First application of Langevin Navier-Stokes simulation to 3D protoplasmic streaming, demonstrating velocity distribution features and Brownian force effects consistent with experiments.

Findings

Velocity distribution has two peaks at small and finite velocities.

Brownian force enhances mixing along circular motion.

Simulation results agree with laser Doppler velocimetry data.

Abstract

In this paper, we report the numerical results obtained using the Langevin Navier-Stokes (LNS) simulation of the velocity distribution of three-dimensional (3D) protoplasmic streaming in plant cells, such as those of {\it Nitella flexilis}. The LNS simulations are performed on 3D cylinders discretized by regular cubes in which fluid velocities are activated by boundary velocities parallel and nonparallel to the longitudinal direction and a random Brownian force with strength $D$. We find that, for a finite $D$, the velocity distribution $h(V), V\!=\!|\vec{V}|$, has two different peaks at a small non-zero $V$ and a finite $V$, and the distribution $h(V_z)$ for $|V_z|$ along the longitudinal direction also has a peak at finite $V_z$. These results are in good agreement with the reported velocity distributions observed using laser Doppler velocimetry.

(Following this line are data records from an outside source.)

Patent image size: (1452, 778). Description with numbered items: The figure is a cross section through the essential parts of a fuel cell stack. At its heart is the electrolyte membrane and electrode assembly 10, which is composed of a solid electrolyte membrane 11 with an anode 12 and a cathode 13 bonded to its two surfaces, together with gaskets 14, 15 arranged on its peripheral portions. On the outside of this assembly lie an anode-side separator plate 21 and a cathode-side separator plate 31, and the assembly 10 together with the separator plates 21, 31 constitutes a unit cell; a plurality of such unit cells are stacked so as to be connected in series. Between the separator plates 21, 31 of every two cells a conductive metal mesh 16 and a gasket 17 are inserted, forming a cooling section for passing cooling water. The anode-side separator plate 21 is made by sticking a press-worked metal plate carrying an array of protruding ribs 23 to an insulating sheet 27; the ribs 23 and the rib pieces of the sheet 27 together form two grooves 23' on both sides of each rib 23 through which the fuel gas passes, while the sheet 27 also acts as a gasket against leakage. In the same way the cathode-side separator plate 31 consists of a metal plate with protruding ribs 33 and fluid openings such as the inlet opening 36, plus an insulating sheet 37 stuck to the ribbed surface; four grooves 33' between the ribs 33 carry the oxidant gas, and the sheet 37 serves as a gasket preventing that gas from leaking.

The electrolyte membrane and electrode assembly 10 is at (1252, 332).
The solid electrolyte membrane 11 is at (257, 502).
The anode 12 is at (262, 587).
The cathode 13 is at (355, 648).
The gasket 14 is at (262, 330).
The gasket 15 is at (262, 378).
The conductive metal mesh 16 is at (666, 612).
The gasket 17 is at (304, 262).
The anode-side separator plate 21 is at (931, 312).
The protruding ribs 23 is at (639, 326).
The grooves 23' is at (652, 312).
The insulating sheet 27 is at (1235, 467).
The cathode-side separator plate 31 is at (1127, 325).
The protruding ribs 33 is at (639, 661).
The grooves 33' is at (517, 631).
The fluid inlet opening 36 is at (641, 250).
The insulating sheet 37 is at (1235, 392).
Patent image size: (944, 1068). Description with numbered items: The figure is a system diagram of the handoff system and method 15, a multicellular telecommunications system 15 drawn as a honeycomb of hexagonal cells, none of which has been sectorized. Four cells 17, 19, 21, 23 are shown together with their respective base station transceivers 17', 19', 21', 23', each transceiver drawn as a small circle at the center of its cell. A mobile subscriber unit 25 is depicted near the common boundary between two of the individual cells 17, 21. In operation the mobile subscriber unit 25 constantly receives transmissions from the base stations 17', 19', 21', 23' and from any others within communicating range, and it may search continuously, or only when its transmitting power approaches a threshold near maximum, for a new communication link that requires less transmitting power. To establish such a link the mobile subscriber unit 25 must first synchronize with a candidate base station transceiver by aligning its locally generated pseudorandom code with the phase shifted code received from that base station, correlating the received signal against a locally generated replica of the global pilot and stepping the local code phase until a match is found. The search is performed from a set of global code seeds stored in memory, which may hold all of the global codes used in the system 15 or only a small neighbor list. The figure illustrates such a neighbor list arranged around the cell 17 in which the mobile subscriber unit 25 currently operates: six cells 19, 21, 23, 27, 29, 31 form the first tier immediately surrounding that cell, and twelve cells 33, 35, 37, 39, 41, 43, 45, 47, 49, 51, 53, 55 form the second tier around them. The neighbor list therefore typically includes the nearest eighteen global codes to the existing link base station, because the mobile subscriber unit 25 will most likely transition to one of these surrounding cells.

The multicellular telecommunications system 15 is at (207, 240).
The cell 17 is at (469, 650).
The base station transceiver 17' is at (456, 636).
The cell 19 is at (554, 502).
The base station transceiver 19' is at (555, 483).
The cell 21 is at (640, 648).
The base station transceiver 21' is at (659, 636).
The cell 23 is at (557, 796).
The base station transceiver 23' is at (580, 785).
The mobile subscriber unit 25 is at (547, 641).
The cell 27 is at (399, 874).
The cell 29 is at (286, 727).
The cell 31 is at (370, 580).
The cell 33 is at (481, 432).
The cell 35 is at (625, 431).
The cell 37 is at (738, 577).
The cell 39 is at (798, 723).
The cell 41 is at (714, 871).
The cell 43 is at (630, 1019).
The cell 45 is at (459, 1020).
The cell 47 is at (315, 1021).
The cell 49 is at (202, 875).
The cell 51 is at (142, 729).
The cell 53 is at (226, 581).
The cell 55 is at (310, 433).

Moreover, we study the effects of the Brownian force on biological material mixing and find that mixing along the $\vec{V}$ direction enhanced by the nonparallel circular motion is further improved by the Brownian force in the experimentally relevant region of $D$. In addition, the experimentally relevant $D$ is found to be consistent with the expectation from the fluctuation dissipation relation between the random stress and viscosity in the LNS equation of Landau and Lifschitz for incompressible fluids.